Struggling Avon Protection Undergoes Turnaround after Failed Military Gear Tests

Published on April 2024


Avon Protection faces challenges with declining shares and failed military gear tests. The company is now taking steps towards financial recovery.


Embattled Avon Protection (AVON) garners the attention of investors as it embarks on a three-year turnaround plan following a catastrophic share price implosion in late 2021. This downturn resulted from the company’s disclosure that a body armor business it purchased from 3M for $91mn (£73mn) had failed US military ballistic tests. This failure led to an over 80% decrease in Avon’s share value over three years, prompting activist Ancora Alternatives to call for a strategic review in June.

Failed Military Gear Tests Trigger Massive Losses

Triggered by the failed US military ballistic tests, Avon’s shares nosedived, resulting in a significant loss in the company’s market value. While the intervention from Ancora Alternatives wasn’t entirely welcome, Avon’s finance director, Rich Cashin, stated that it made the turnaround process slightly easier.

Despite the challenges, Avon is striving to restore its financial health. The full-year results reveal an adjusted operating profit that was 9% lower at $21.2mn. A $24.6mn writedown in the carrying value of its head protection business, combined with about $3mn of restructuring and transition costs, resulted in a statutory operating loss of £12.6mn.
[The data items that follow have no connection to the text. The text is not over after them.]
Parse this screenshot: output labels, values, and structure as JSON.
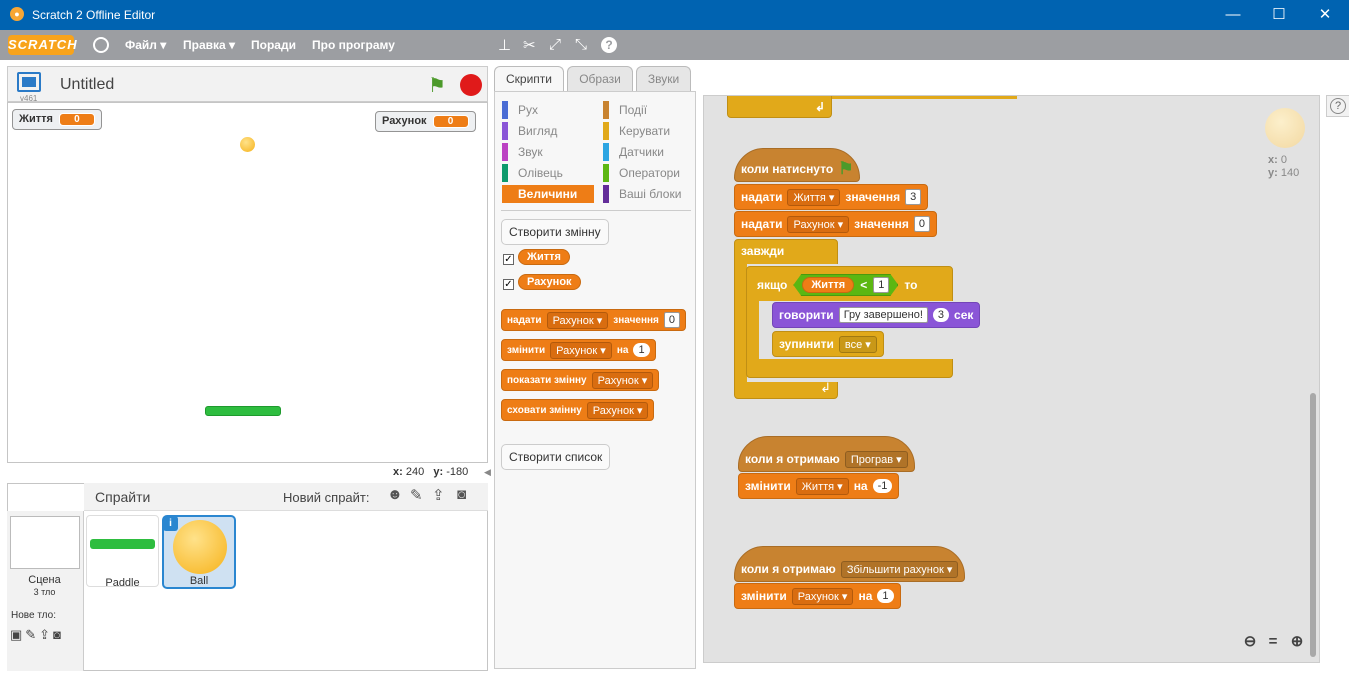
{
  "window": {
    "title": "Scratch 2 Offline Editor"
  },
  "menu": {
    "logo": "SCRATCH",
    "items": [
      "Файл",
      "Правка",
      "Поради",
      "Про програму"
    ]
  },
  "stage": {
    "project_title": "Untitled",
    "version": "v461",
    "coords": {
      "x_label": "x:",
      "x": "240",
      "y_label": "y:",
      "y": "-180"
    }
  },
  "monitors": [
    {
      "label": "Життя",
      "value": "0"
    },
    {
      "label": "Рахунок",
      "value": "0"
    }
  ],
  "sprites": {
    "header": "Спрайти",
    "new_sprite": "Новий спрайт:",
    "scene_label": "Сцена",
    "scene_sub": "3 тло",
    "new_backdrop": "Нове тло:",
    "items": [
      {
        "name": "Paddle"
      },
      {
        "name": "Ball"
      }
    ]
  },
  "tabs": [
    "Скрипти",
    "Образи",
    "Звуки"
  ],
  "categories": {
    "left": [
      "Рух",
      "Вигляд",
      "Звук",
      "Олівець",
      "Величини"
    ],
    "right": [
      "Події",
      "Керувати",
      "Датчики",
      "Оператори",
      "Ваші блоки"
    ]
  },
  "palette": {
    "create_var": "Створити змінну",
    "vars": [
      "Життя",
      "Рахунок"
    ],
    "create_list": "Створити список",
    "b1": {
      "a": "надати",
      "dd": "Рахунок",
      "b": "значення",
      "v": "0"
    },
    "b2": {
      "a": "змінити",
      "dd": "Рахунок",
      "b": "на",
      "v": "1"
    },
    "b3": {
      "a": "показати змінну",
      "dd": "Рахунок"
    },
    "b4": {
      "a": "сховати змінну",
      "dd": "Рахунок"
    }
  },
  "script1": {
    "hat": "коли натиснуто",
    "set1": {
      "a": "надати",
      "dd": "Життя",
      "b": "значення",
      "v": "3"
    },
    "set2": {
      "a": "надати",
      "dd": "Рахунок",
      "b": "значення",
      "v": "0"
    },
    "forever": "завжди",
    "if_a": "якщо",
    "if_var": "Життя",
    "if_op": "<",
    "if_v": "1",
    "if_b": "то",
    "say": {
      "a": "говорити",
      "text": "Гру завершено!",
      "secs": "3",
      "b": "сек"
    },
    "stop": {
      "a": "зупинити",
      "dd": "все"
    }
  },
  "script2": {
    "hat": "коли я отримаю",
    "msg": "Програв",
    "ch": {
      "a": "змінити",
      "dd": "Життя",
      "b": "на",
      "v": "-1"
    }
  },
  "script3": {
    "hat": "коли я отримаю",
    "msg": "Збільшити рахунок",
    "ch": {
      "a": "змінити",
      "dd": "Рахунок",
      "b": "на",
      "v": "1"
    }
  },
  "sprite_info": {
    "x_label": "x:",
    "x": "0",
    "y_label": "y:",
    "y": "140"
  },
  "colors": {
    "titlebar": "#0063b1",
    "menubar": "#9c9ea2",
    "data_block": "#ee7d16",
    "control_block": "#e1a91a",
    "event_block": "#c88330",
    "looks_block": "#8a55d7"
  }
}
Restructuring and Cost-Cutting Measures

In response to this financial setback, Avon undertook a series of restructuring and cost-cutting measures. The company formally separated its business into two units, attributing the requisite goodwill to each. This led to an impairment of $24.6mn in the head protection business’s carrying value due to lower revenues and profitability.

Avon has also reduced central overheads and initiated projects to enhance margins and cash conversion by rationalising sites on both sides of the business. However, cash conversion for the year dropped to a mere 7%, which management attributed to the timing of a unique order for a Middle Eastern customer fulfilled at the year-end. Subsequently, net debt rose by $17mn to $85.4mn.

Expected Recovery and Future Outlook

According to FactSet’s consensus forecasts, earnings per share are expected to increase by nearly a quarter in this financial year. Despite this potential gain, Avon’s shares continue to trade at around 19 times earnings. There is a palpable need for more evidence of progress before this rating can be justified.

Avon Protection’s ongoing challenges underscore the risks and volatility inherent in the stock market. However, the company’s proactive measures to overcome its difficulties and improve its financial health reflect an encouraging sign. Although the current economic implications warrant a cautious approach, the potential for recovery could present investment opportunities for those willing to weather the volatility. It is certainly a stock to keep an eye on, given the expected improvement in the EPS. For now, a reasonable approach would be to hold.